Ce fait fut plus tard confirmé par le capitaine Rudy Miller, officier chargé des relations publiques auprès de la 22e division du NORAD à North Bay, dans une déclaration où il affirmait que deux appareils d'interception F-106 de la U.S. Air National Guard Squadron "avaient rapporté qu'ils suivaient de près la piste de l'objet." Le capitaine ajoutait: "En fait, tout ce que les pilotes ont rapporté avoir rencontré, c'étaient des réflexions solaires sur des cristaux de glace dans les nuages."9

Photo pas disponible

Le Major Donald Oliver, ancien officier commandant du CFS de Falconbridge.
Photo des Forces canadiennes.


L'avion intercepteur R-106 de l'U.S. Air Force. Photo des Forces canadiennes.

Nous n'irons pas discuter la possibilité que les pilotes aient observé des phénomènes de réflexion du soleil sur la surface de quelques cirrus. Ce qui reste à prouver, c'est qu'on puisse rendre ces jeux de lumière solaire responsables des nombreuses observations rapportées. L'explication fournie par le NORAD ignore délibérément le fait que des objets, apparemment géométriques et solides, furent observés à la fois de visu et au radar, alors qu'ils se livraient à des manoeuvres de haute voltige aérienne, par une grande diversité de témoins qualifiés.
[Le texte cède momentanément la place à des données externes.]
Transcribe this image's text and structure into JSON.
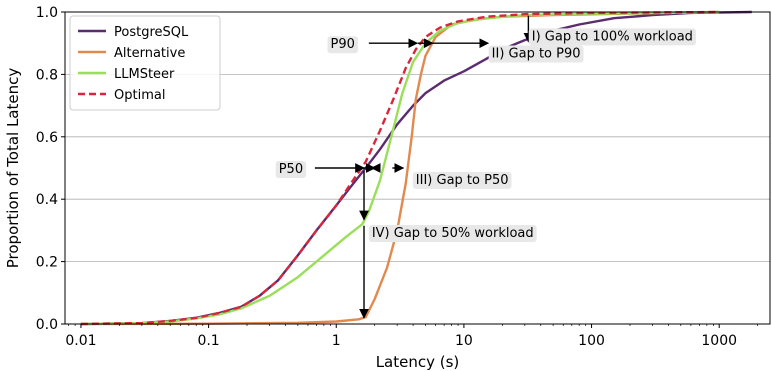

Mais la palme de l'originalité, dans les explications du phénomène, revient sans doute au docteur Ian Halliday, agent de recherche auprès de l'Institut Herzberg d'astrophysique du CNR. D'après le docteur, ce que les agents de police avaient vu, c'était, selon toutes probabilités, Vénus ou Jupiter:

"Vénus se lève haut dans le ciel, vers trois heures du matin, dans la direction du sud-est, et elle reste encore brillante et haute dans le ciel après que le soleil se soit levé. Quand à Jupiter, elle est également brillante et se couche aux environs de 4h30 du matin."10

En ce qui concernait les observations enregistrées au radar, le docteur Halliday risquait l'hypothèse suivante:

"Autant que l'on puisse dire, il ne s'agit là que d'une coïncidence. Ce n'est pas inhabituel avec les radars. Il se trouve que les techniciens ont vu une anomalie au même moment."11

Entre-temps, pendant les jours qui suivirent la première observation, les habitants de la région continuèrent à signaler des cas d'apparition d'OVNI.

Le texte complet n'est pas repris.